LOAs now and more to come

Supersonic designs for aircraft now will have the option of advanced flightdeck designs that use EFVS technology.

In order to manage and regulate EFVS operations for landing, the FAA has decided to use LOAs or Letters of Authorization.

At first you may want to face in the direction of FAA headquarters and scream at the top of your lungs,"Why another LOA?" But of all the paper the FAA can find to feed you, they may have some logic on this one.

The agency is looking to put in one place the operational approval and confirmation of training, among other things. The authorization process also allows the agency to be more flexible. As new EFVS technology develops, it provides a means for the FAA to tailor an authorization to fit an operator's particular EFVS capabilities without having to do new rulemaking.

These new regulations may also help with the current European process, where some countries insist on an LOA. As time goes on, maybe this requirement could go away. But for all the various FAA depts that may be unsure of what to do, the LOA process provides a cookbook recipe for operator approval.

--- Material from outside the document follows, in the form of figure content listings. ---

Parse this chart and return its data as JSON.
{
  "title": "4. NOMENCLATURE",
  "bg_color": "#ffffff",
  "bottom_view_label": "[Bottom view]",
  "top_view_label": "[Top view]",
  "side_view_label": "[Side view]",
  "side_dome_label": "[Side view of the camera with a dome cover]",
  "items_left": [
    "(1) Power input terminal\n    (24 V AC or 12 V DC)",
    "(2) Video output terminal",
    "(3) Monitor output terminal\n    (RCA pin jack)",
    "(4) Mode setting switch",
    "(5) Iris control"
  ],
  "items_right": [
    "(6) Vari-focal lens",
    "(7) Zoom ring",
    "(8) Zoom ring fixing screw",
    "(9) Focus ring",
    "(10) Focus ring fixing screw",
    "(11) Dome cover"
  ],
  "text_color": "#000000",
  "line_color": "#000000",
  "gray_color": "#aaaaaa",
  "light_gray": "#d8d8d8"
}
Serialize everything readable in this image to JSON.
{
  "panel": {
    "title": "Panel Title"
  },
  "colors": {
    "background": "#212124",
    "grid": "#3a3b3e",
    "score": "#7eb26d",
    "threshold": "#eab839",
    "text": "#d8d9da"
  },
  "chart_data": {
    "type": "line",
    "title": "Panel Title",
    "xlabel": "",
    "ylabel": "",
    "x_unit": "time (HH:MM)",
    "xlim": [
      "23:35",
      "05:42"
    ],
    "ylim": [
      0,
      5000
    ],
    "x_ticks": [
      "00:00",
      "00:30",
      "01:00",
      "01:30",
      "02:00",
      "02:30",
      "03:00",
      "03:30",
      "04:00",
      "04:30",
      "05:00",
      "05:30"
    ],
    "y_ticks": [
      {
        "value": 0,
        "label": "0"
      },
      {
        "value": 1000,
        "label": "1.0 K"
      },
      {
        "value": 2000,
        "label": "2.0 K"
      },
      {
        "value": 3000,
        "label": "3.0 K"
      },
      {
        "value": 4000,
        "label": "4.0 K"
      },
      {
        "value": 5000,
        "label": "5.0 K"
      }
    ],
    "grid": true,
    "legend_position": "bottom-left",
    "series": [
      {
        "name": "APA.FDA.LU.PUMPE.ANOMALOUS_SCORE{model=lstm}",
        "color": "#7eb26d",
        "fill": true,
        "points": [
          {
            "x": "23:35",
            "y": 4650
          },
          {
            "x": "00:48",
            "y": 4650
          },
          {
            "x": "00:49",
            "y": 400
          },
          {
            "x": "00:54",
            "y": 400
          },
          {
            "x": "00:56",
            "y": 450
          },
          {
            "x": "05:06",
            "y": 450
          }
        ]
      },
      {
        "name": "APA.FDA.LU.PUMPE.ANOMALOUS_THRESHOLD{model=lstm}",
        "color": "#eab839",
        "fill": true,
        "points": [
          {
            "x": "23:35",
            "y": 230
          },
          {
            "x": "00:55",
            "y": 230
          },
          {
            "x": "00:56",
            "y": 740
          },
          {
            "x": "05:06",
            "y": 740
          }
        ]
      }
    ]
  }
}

No need for front windows?

For decades a number of airframers have been designing high speed aircraft that addresses supersonic issues by reducing the size of the front window. I'm sure you remember the Concorde with its ability to drop its nose.

But it did so at a high weight penalty carrying all the mechanical machinery to deploy and retract the nose. Scaled Composites and Virgin Galactic have a Swiss cheese like approach to windows. They put them everywhere but in small dimensions.

Boeing even has a patent for a telescope through the flightdeck to the nose. But recent Gulfstream and NASA testing using high definition displays and sensors were tested to see if you could fly, land and taxi without a front window.

The answer to the NASA XVision Flight demonstration was no front window—no problem. Now with no need for seeing with natural vision, designers have another option, and one that includes the operational and cost benefit of continuous, unrestrained airport operations in essentially zero visibility.